Introduction to Databases (Part 1)

Original Post Date: 25 Jan 2019

Preface

So, I’m taking a course from Stanford’s online Lagunita titled Databases, the self-paced series. the Databases course is comprised of 14 “mini-courses.” It is up to the learner which mini-courses to take, and you are welcome to mix and match. However, they do give suggestions on which set of mini-courses to take, depending on what your goals are:

  • Do you just want to learn the bare basics and start doing SQL? Take their Practical Relational Databases and SQL pathway, which suggests two core mini-courses.

  • Do you want to just learn about semistructured data? Take the Semistructured Data pathway, which suggests the XML DATA and JSON DATA mini-courses.

  • Do you want the full database course? Take all of the mini-courses!

Personally, I’m following their Relational Databases and SQL: Foundations and Practice pathway, which includes:

  • Introduction and Relational Databases (the topic of this post)
  • Relational Algebra
  • SQL
  • Relational Design Theory
  • Unified Modeling Language (UML)
  • Indexes and Transactions
  • Constraints and Triggers
  • Views and Authorization
  • On-line Analytical Processing
  • Recursion in SQL

I’m going to give a bunch of bullet points and notes about what I’ve learned. Here we go!

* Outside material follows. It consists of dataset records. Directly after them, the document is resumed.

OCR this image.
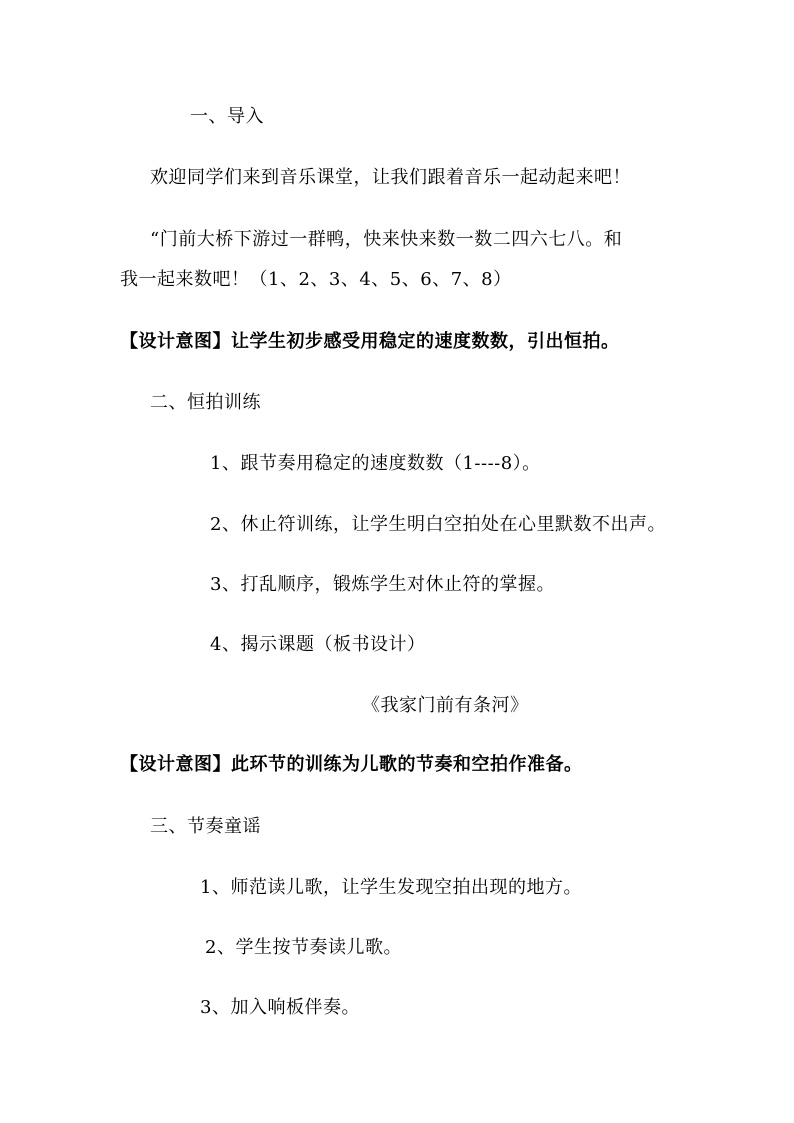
一、导入
欢迎同学们来到音乐课堂，让我们跟着音乐一起动起来吧！
“门前大桥下游过一群鸭，快来快来数一数二四六七八。和
我一起来数吧！（1、2、3、4、5、6、7、8）
【设计意图】让学生初步感受用稳定的速度数数，引出恒拍。
二、恒拍训练
1、跟节奏用稳定的速度数数（1----8）。
2、休止符训练，让学生明白空拍处在心里默数不出声。
3、打乱顺序，锻炼学生对休止符的掌握。
4、揭示课题（板书设计）
《我家门前有条河》
【设计意图】此环节的训练为儿歌的节奏和空拍作准备。
三、节奏童谣
1、师范读儿歌，让学生发现空拍出现的地方。
2、学生按节奏读儿歌。
3、加入响板伴奏。
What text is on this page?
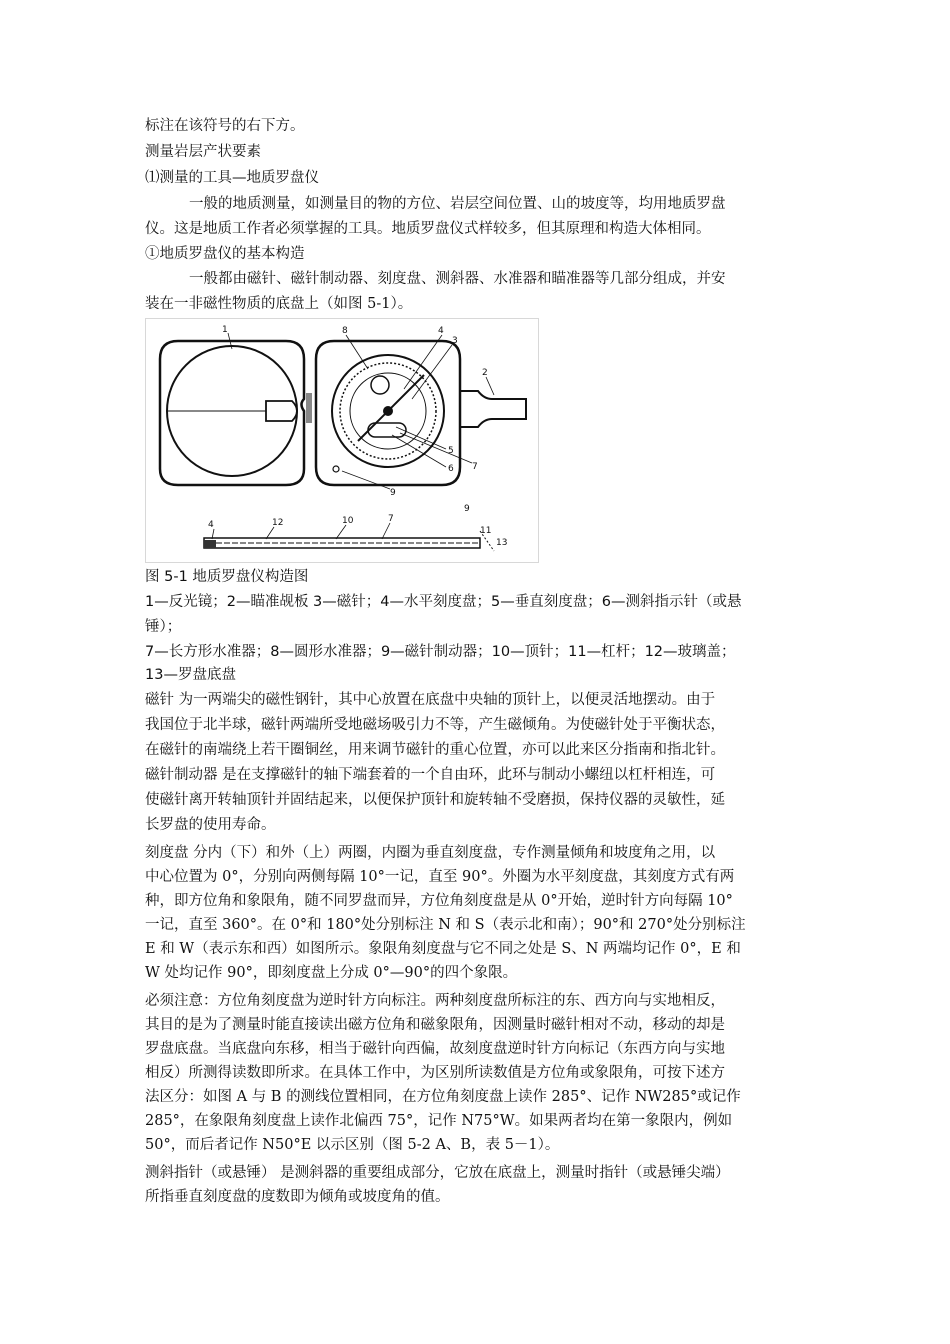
标注在该符号的右下方。
测量岩层产状要素
⑴测量的工具—地质罗盘仪
一般的地质测量，如测量目的物的方位、岩层空间位置、山的坡度等，均用地质罗盘
仪。这是地质工作者必须掌握的工具。地质罗盘仪式样较多，但其原理和构造大体相同。
①地质罗盘仪的基本构造
一般都由磁针、磁针制动器、刻度盘、测斜器、水准器和瞄准器等几部分组成，并安
装在一非磁性物质的底盘上（如图 5-1）。
1	8	4
3
2
5
6 7
9
12	10	7
9
11
13
4
图 5-1 地质罗盘仪构造图
1—反光镜；2—瞄准觇板 3—磁针；4—水平刻度盘；5—垂直刻度盘；6—测斜指示针（或悬
锤）；
7—长方形水准器；8—圆形水准器；9—磁针制动器；10—顶针；11—杠杆；12—玻璃盖；
13—罗盘底盘
磁针 为一两端尖的磁性钢针，其中心放置在底盘中央轴的顶针上，以便灵活地摆动。由于
我国位于北半球，磁针两端所受地磁场吸引力不等，产生磁倾角。为使磁针处于平衡状态，
在磁针的南端绕上若干圈铜丝，用来调节磁针的重心位置，亦可以此来区分指南和指北针。
磁针制动器 是在支撑磁针的轴下端套着的一个自由环，此环与制动小螺纽以杠杆相连，可
使磁针离开转轴顶针并固结起来，以便保护顶针和旋转轴不受磨损，保持仪器的灵敏性，延
长罗盘的使用寿命。
刻度盘 分内（下）和外（上）两圈，内圈为垂直刻度盘，专作测量倾角和坡度角之用，以
中心位置为 0°，分别向两侧每隔 10°一记，直至 90°。外圈为水平刻度盘，其刻度方式有两
种，即方位角和象限角，随不同罗盘而异，方位角刻度盘是从 0°开始，逆时针方向每隔 10°
一记，直至 360°。在 0°和 180°处分别标注 N 和 S（表示北和南）；90°和 270°处分别标注
E 和 W（表示东和西）如图所示。象限角刻度盘与它不同之处是 S、N 两端均记作 0°，E 和
W 处均记作 90°，即刻度盘上分成 0°—90°的四个象限。
必须注意：方位角刻度盘为逆时针方向标注。两种刻度盘所标注的东、西方向与实地相反，
其目的是为了测量时能直接读出磁方位角和磁象限角，因测量时磁针相对不动，移动的却是
罗盘底盘。当底盘向东移，相当于磁针向西偏，故刻度盘逆时针方向标记（东西方向与实地
相反）所测得读数即所求。在具体工作中，为区别所读数值是方位角或象限角，可按下述方
法区分：如图 A 与 B 的测线位置相同，在方位角刻度盘上读作 285°、记作 NW285°或记作
285°，在象限角刻度盘上读作北偏西 75°，记作 N75°W。如果两者均在第一象限内，例如
50°，而后者记作 N50°E 以示区别（图 5-2 A、B，表 5－1）。
测斜指针（或悬锤） 是测斜器的重要组成部分，它放在底盘上，测量时指针（或悬锤尖端）
所指垂直刻度盘的度数即为倾角或坡度角的值。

Introduction and Relational Databases

  • DBMS stands for Database Management System. They are:
    • Massive: On the scale of terabytes of data, daily
    • Persistent: Your data continues to exist after the programs have done executing upon it
    • Safe: Will survive through soft/hardware issues, won’t cease to exist in power outages, resists malicious users
    • Multi-User: Many users can access and change the data concurrently
    • Convenient: Physical data independence, accessed by high level languages in a declarative way
    • Efficient: Can handle thousands of updates a second. “Performance, performance, performance.”
    • Reliable: You better have 99.9999% uptime!

Course Caveats

  • Database application frameworks and middleware will not be discussed in the course.
  • Not all data-intensive apps use DBMS (they can use text files, spreadsheets, etc.)

Key Concepts

  1. Data Model: Thought of as a set of records, XML, graph, etc.
  2. Schema vs. Data
    • Schema sets up structure of the database: set up in the beginning, doesn’t change much
    • Data is the actual data values in the schema: changes rapidly
  3. Data Definition Language (DDL): Used to set up the schema
  4. Data Manipulation Language (DML): After schema is set up, DML is used to query and modify the database

Key People

  1. DBMS Implementer: Builds the system, not the focus of the course
  2. Database Designer: Establishes the schema for the database. Can get very complicated
  3. Database Application Developer: Makes programs that operate on the database
  4. Database Administrator:
    • Loads the data, gets the database running, and keeps it running
    • Manages tuning parameters
    • For large deployments, is the most important person in the entire process

The Relational Model

  • Popular
  • Simple
  • Queried with high-level languages
  • Efficient

Definitions

  • A database is defined as a set of relations (or tables)
  • Each relation has a set of named attributes (or columns)
  • Each tuple (or row) has a value for each attribute
  • Each attribute has a domain (or type)
    • Integers, strings, etc.
  • Schema: Structural description of relations in database
  • Instance: Actual contents at given point in time
  • NULL: Special value for something unknown or undefined
    • Be careful when running queries over NULL values
  • Key: Attribute of a relation where every value for that attribute is unique
    • Ex: Student IDs at a college, Social Security numbers, etc.
    • A set of attributes whose combined values are unique is also a key

Querying Relational Databases

  • Steps
    1. Design schema; create using DDL
    2. “Bulk load” initial data
    3. Execute queries and modifications to the database

  • Ad-hoc queries in high-level languages
    • Ad-hoc: “Can pose queries that you didn’t think of in advance, so you don’t need to write programs for each query beforehand.”
    • High-level: “You can write in a fairly compact fashion rather complicated queries and you don’t have to write the algorithms that get the data out of the database.”

  • Some queries are easy to pose, some are harder.
  • Some queries are easy to execute efficiently, some are harder.
  • Not correlated. (Some easy to pose queries are hard to execute efficiently, and vice versa)

  • Queries return relations
    • Closed: Getting back the same type of object that you query
    • Compositionality: When you can run a query over the result of a previous query

Query in English: IDs of students with GPA > 3.7 applying to Stanford. How do we translate this into the different query languages?

  • Query Languages:
    • Relational Algebra: Formal
      \project_{Student.ID} (
        \select_{GPA>3.7 and cName='Stanford'}
        (Student 
        \join Apply))
      
    • SQL: Actual/Implemented
      SELECT Student.ID
      FROM Student, Apply
      WHERE Student.ID=Apply.ID
        AND GPA>3.7 
        AND college='Stanford'
      

My thoughts

Not much to say, except that I’m excited to dig into databases!